Kolmogorov-Smirnov Test – How to Use Kolmogorov-Smirnov Test for Assessing Normality of a Random Variable

goodness of fitkolmogorov-smirnov testnormal distributionnormality-assumptionr

Context

I am confused by the following post where the accepted answer states that :

You can't really even compare the two since the Kolmogorov-Smirnov is
for a completely specified distribution (so if you're testing
normality, you must specify the mean and variance; they can't be
estimated from the data*), while the Shapiro-Wilk is for normality,
with unspecified mean and variance.

  • you also can't standardize by using estimated parameters and test for standard normal; that's actually the same thing.

Question

Imagine that I have a random sample of measurements X which I standardise using its sample mean and variance. May I use the Kolmogorov Smirnov test as a GOF test to assess normality of this random sample ?
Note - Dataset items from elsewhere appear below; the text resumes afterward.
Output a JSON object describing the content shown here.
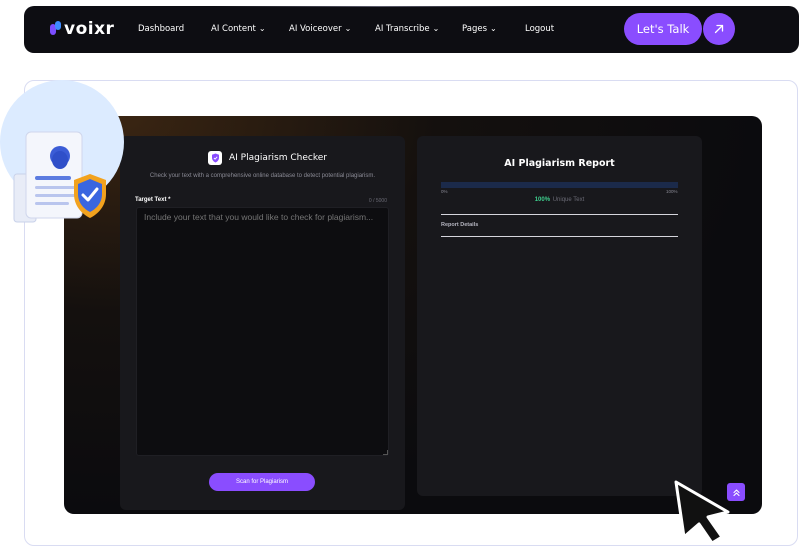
{
  "brand": {
    "logo_text": "voixr"
  },
  "nav": {
    "items": [
      {
        "label": "Dashboard",
        "has_dropdown": false
      },
      {
        "label": "AI Content",
        "has_dropdown": true
      },
      {
        "label": "AI Voiceover",
        "has_dropdown": true
      },
      {
        "label": "AI Transcribe",
        "has_dropdown": true
      },
      {
        "label": "Pages",
        "has_dropdown": true
      },
      {
        "label": "Logout",
        "has_dropdown": false
      }
    ],
    "cta_label": "Let's Talk",
    "cta_icon": "arrow-up-right-icon"
  },
  "checker": {
    "title": "AI Plagiarism Checker",
    "description": "Check your text with a comprehensive online database to detect potential plagiarism.",
    "target_label": "Target Text *",
    "char_count": "0 / 5000",
    "textarea_placeholder": "Include your text that you would like to check for plagiarism...",
    "textarea_value": "",
    "scan_button": "Scan for Plagiarism"
  },
  "report": {
    "title": "AI Plagiarism Report",
    "progress_min": "0%",
    "progress_max": "100%",
    "unique_percent": "100%",
    "unique_label": "Unique Text",
    "details_label": "Report Details"
  },
  "colors": {
    "accent": "#8a4dff",
    "unique_green": "#3ecf8e",
    "panel_bg": "#18181c",
    "nav_bg": "#0d0d12"
  }
}
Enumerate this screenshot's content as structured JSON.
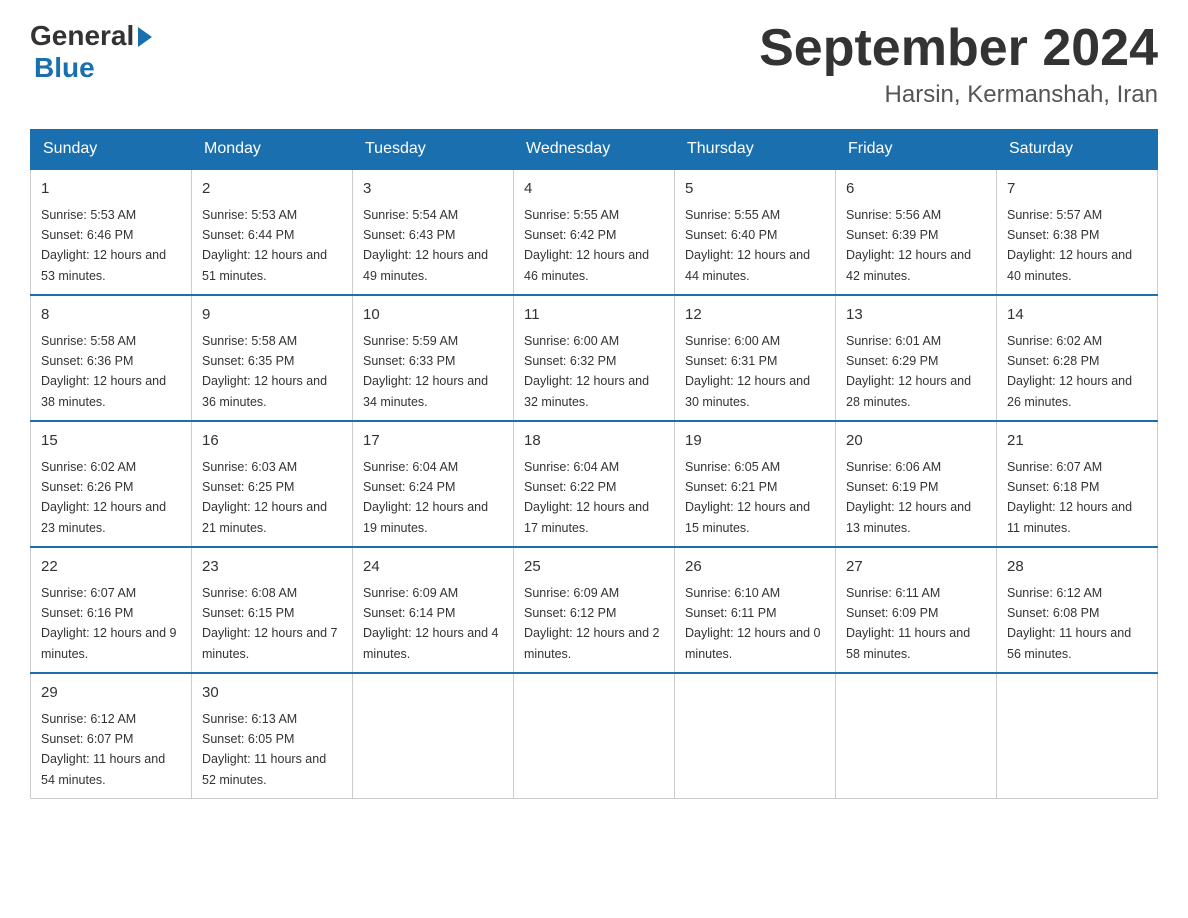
{
  "header": {
    "logo_general": "General",
    "logo_blue": "Blue",
    "month_title": "September 2024",
    "location": "Harsin, Kermanshah, Iran"
  },
  "calendar": {
    "days_of_week": [
      "Sunday",
      "Monday",
      "Tuesday",
      "Wednesday",
      "Thursday",
      "Friday",
      "Saturday"
    ],
    "weeks": [
      [
        {
          "day": "1",
          "sunrise": "5:53 AM",
          "sunset": "6:46 PM",
          "daylight": "12 hours and 53 minutes."
        },
        {
          "day": "2",
          "sunrise": "5:53 AM",
          "sunset": "6:44 PM",
          "daylight": "12 hours and 51 minutes."
        },
        {
          "day": "3",
          "sunrise": "5:54 AM",
          "sunset": "6:43 PM",
          "daylight": "12 hours and 49 minutes."
        },
        {
          "day": "4",
          "sunrise": "5:55 AM",
          "sunset": "6:42 PM",
          "daylight": "12 hours and 46 minutes."
        },
        {
          "day": "5",
          "sunrise": "5:55 AM",
          "sunset": "6:40 PM",
          "daylight": "12 hours and 44 minutes."
        },
        {
          "day": "6",
          "sunrise": "5:56 AM",
          "sunset": "6:39 PM",
          "daylight": "12 hours and 42 minutes."
        },
        {
          "day": "7",
          "sunrise": "5:57 AM",
          "sunset": "6:38 PM",
          "daylight": "12 hours and 40 minutes."
        }
      ],
      [
        {
          "day": "8",
          "sunrise": "5:58 AM",
          "sunset": "6:36 PM",
          "daylight": "12 hours and 38 minutes."
        },
        {
          "day": "9",
          "sunrise": "5:58 AM",
          "sunset": "6:35 PM",
          "daylight": "12 hours and 36 minutes."
        },
        {
          "day": "10",
          "sunrise": "5:59 AM",
          "sunset": "6:33 PM",
          "daylight": "12 hours and 34 minutes."
        },
        {
          "day": "11",
          "sunrise": "6:00 AM",
          "sunset": "6:32 PM",
          "daylight": "12 hours and 32 minutes."
        },
        {
          "day": "12",
          "sunrise": "6:00 AM",
          "sunset": "6:31 PM",
          "daylight": "12 hours and 30 minutes."
        },
        {
          "day": "13",
          "sunrise": "6:01 AM",
          "sunset": "6:29 PM",
          "daylight": "12 hours and 28 minutes."
        },
        {
          "day": "14",
          "sunrise": "6:02 AM",
          "sunset": "6:28 PM",
          "daylight": "12 hours and 26 minutes."
        }
      ],
      [
        {
          "day": "15",
          "sunrise": "6:02 AM",
          "sunset": "6:26 PM",
          "daylight": "12 hours and 23 minutes."
        },
        {
          "day": "16",
          "sunrise": "6:03 AM",
          "sunset": "6:25 PM",
          "daylight": "12 hours and 21 minutes."
        },
        {
          "day": "17",
          "sunrise": "6:04 AM",
          "sunset": "6:24 PM",
          "daylight": "12 hours and 19 minutes."
        },
        {
          "day": "18",
          "sunrise": "6:04 AM",
          "sunset": "6:22 PM",
          "daylight": "12 hours and 17 minutes."
        },
        {
          "day": "19",
          "sunrise": "6:05 AM",
          "sunset": "6:21 PM",
          "daylight": "12 hours and 15 minutes."
        },
        {
          "day": "20",
          "sunrise": "6:06 AM",
          "sunset": "6:19 PM",
          "daylight": "12 hours and 13 minutes."
        },
        {
          "day": "21",
          "sunrise": "6:07 AM",
          "sunset": "6:18 PM",
          "daylight": "12 hours and 11 minutes."
        }
      ],
      [
        {
          "day": "22",
          "sunrise": "6:07 AM",
          "sunset": "6:16 PM",
          "daylight": "12 hours and 9 minutes."
        },
        {
          "day": "23",
          "sunrise": "6:08 AM",
          "sunset": "6:15 PM",
          "daylight": "12 hours and 7 minutes."
        },
        {
          "day": "24",
          "sunrise": "6:09 AM",
          "sunset": "6:14 PM",
          "daylight": "12 hours and 4 minutes."
        },
        {
          "day": "25",
          "sunrise": "6:09 AM",
          "sunset": "6:12 PM",
          "daylight": "12 hours and 2 minutes."
        },
        {
          "day": "26",
          "sunrise": "6:10 AM",
          "sunset": "6:11 PM",
          "daylight": "12 hours and 0 minutes."
        },
        {
          "day": "27",
          "sunrise": "6:11 AM",
          "sunset": "6:09 PM",
          "daylight": "11 hours and 58 minutes."
        },
        {
          "day": "28",
          "sunrise": "6:12 AM",
          "sunset": "6:08 PM",
          "daylight": "11 hours and 56 minutes."
        }
      ],
      [
        {
          "day": "29",
          "sunrise": "6:12 AM",
          "sunset": "6:07 PM",
          "daylight": "11 hours and 54 minutes."
        },
        {
          "day": "30",
          "sunrise": "6:13 AM",
          "sunset": "6:05 PM",
          "daylight": "11 hours and 52 minutes."
        },
        null,
        null,
        null,
        null,
        null
      ]
    ]
  }
}
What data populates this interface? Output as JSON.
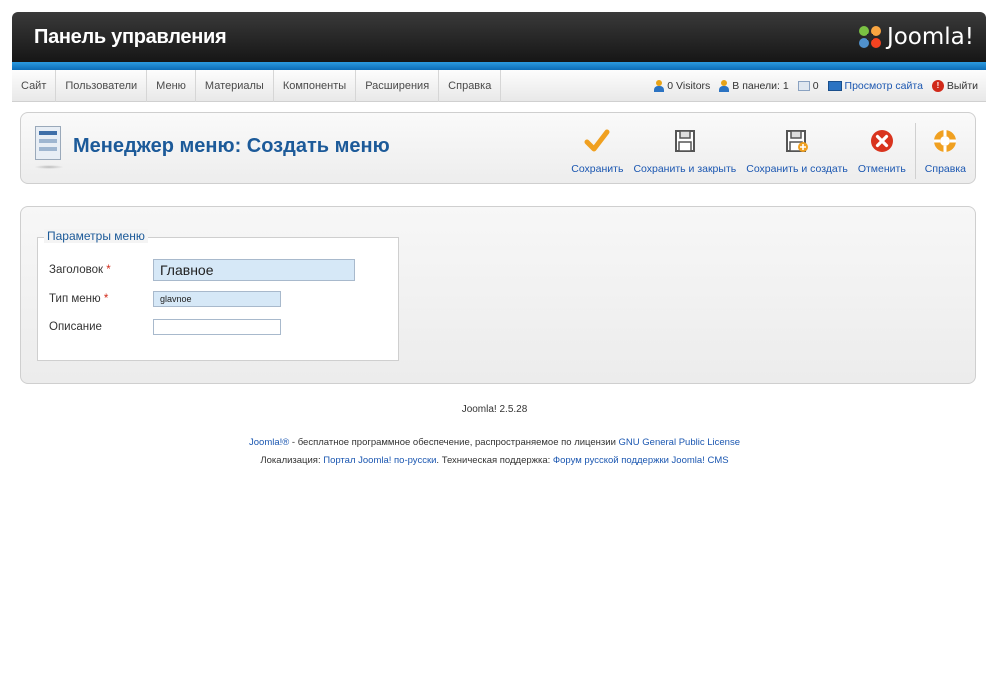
{
  "header": {
    "title": "Панель управления",
    "logo_text": "Joomla!"
  },
  "menu": {
    "items": [
      "Сайт",
      "Пользователи",
      "Меню",
      "Материалы",
      "Компоненты",
      "Расширения",
      "Справка"
    ]
  },
  "status": {
    "visitors": "0 Visitors",
    "admins": "В панели: 1",
    "messages": "0",
    "preview": "Просмотр сайта",
    "logout": "Выйти"
  },
  "toolbar": {
    "page_title": "Менеджер меню: Создать меню",
    "buttons": [
      {
        "label": "Сохранить",
        "icon": "check-icon"
      },
      {
        "label": "Сохранить и закрыть",
        "icon": "save-close-icon"
      },
      {
        "label": "Сохранить и создать",
        "icon": "save-new-icon"
      },
      {
        "label": "Отменить",
        "icon": "cancel-icon"
      },
      {
        "label": "Справка",
        "icon": "help-icon"
      }
    ]
  },
  "form": {
    "legend": "Параметры меню",
    "fields": [
      {
        "label": "Заголовок",
        "required": true,
        "value": "Главное"
      },
      {
        "label": "Тип меню",
        "required": true,
        "value": "glavnoe"
      },
      {
        "label": "Описание",
        "required": false,
        "value": ""
      }
    ]
  },
  "footer": {
    "version": "Joomla! 2.5.28",
    "line1_link1": "Joomla!®",
    "line1_text": " - бесплатное программное обеспечение, распространяемое по лицензии ",
    "line1_link2": "GNU General Public License",
    "line2_text1": "Локализация: ",
    "line2_link1": "Портал Joomla! по-русски",
    "line2_text2": ". Техническая поддержка: ",
    "line2_link2": "Форум русской поддержки Joomla! CMS"
  },
  "colors": {
    "accent_blue": "#1c5a99",
    "link_blue": "#1b57b1",
    "header_dark": "#1e1e1e",
    "stripe_blue": "#1a82cf",
    "required_red": "#d12a1a",
    "input_bg": "#d6e8f7"
  }
}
$$ H_0 : X_\text{scaled} \sim N(0,1) $$

Illustration

To illustrate my question here is a code snippet in R :

# We wish to do a Goodness of Fit test that X is a random sample from a Normal Distribution N(mu,sigma^2)
X <- c(10.212, 10.103, 10.242, 10.106, 10.102, 10.095, 10.042, 10.093, 10.302, 10.111)
sample.mean <- mean(X)
sample.variance <- var(X)
# Or that standardized X (scaled.X) is a random sample from a standard normal distribution N(0,1)
scaled.X <- (X-sample.mean)/(sqrt(sample.variance))


# Kolmogorov-Smirnov Test H0 : X ~ N(0,1)

ks.test(scaled.X,alternative="two.sided",y = "pnorm")
# Do not reject the null.
# Shapiro Test 
shapiro.test(scaled.X)
# Do reject the null.

Note that the KS test and the Shapiro-Wilk test gives contradictory results, hinting towards the Shapiro Wilk test being more powerful in this specific case. This is however not my main question although any comments on this is gladly welcomed.

The specific area of interest of this question is if using the KS test on a standardized random sample (with sample statistics) a sound way to evaluate the normality assumption.

Best Answer

Your approach is Procrustean: when you standardized the data, you forced them to look a little more like standard Normal values than they had. After all, part of detecting a difference in distribution involves comparing their means and variances, which you have forced to be the same.

As a result, you are fooling the KS test. It turns out the p-values it returns are dramatically too large, as these results of 10,000 simulated datasets (of size $50$) attest. They summarize two p-values: one obtained by applying the KS test to an iid standard Normal sample and another obtained in exactly the same way, after standardizing that sample.

Figure

The red lines plot the ideal null (uniform) distribution for reference.

One thought would be to correct the standardized p-value somehow. But sometimes the p-values are nearly the same because the original sample happened to be nearly standardized, anyway. On rare occasions the standardization makes the data look less like they were drawn from a standard Normal distribution: the KS test evaluates many other aspects of the distribution than its first two moments. But most often, standardization pulls the p-value up (making it harder to detect a departure from being standard Normal). Consequently, we cannot even predict the correct p-value from the incorrect one with acceptable accuracy. Here is the scatterplot of the pairs of p-values in the simulation.

Figure 2

These considerations are sufficiently general--they appeal to no particular property of the KS test apart from its purpose--and thereby suggest similar problems would attend the use of standardization with almost any distributional test.


Such simulations take little time (this requires less than a second to complete) and can be coded in minutes, so they often are worth doing when subtle questions of this kind arise. As an example of how little effort might be needed, here's R code to reproduce this simulation.

n.sim <- 1e4
n <- 50
set.seed(17)
X <- matrix(rnorm(n*n.sim), n)

f <- function(x) ks.test(x, "pnorm")$p.value
ks.1 <- apply(X, 2, f)
ks.2 <- apply(scale(X), 2, f)

The rest of it is a matter of post-processing the arrays of p-values in ks.1 and ks.2. For the record, here's how I did that to make the figures.

# Figure 1: Histograms
par(mfrow=c(1,2))
b <- seq(0, 1, by=0.05)
hist(ks.1, breaks=b, freq=FALSE, col=gray(.9), main="Non-standardized", xlab="p-value")
abline(h=1, lwd=2, col=hsv(0,1,3/4))
hist(ks.2, breaks=b, freq=FALSE, col=gray(.9), main="Standardized", xlab="p-value")
abline(h=1, lwd=2, col=hsv(0,1,3/4))
par(mfrow=c(1,1))

# Figure 2: Scatterplot
plot(ks.1, ks.2, pch=21, bg=gray(0, alpha=.05), col=gray(0, alpha=.2), cex=.5,
     xlab="Non-standardized p-value", ylab="Standardized p-value", asp=1)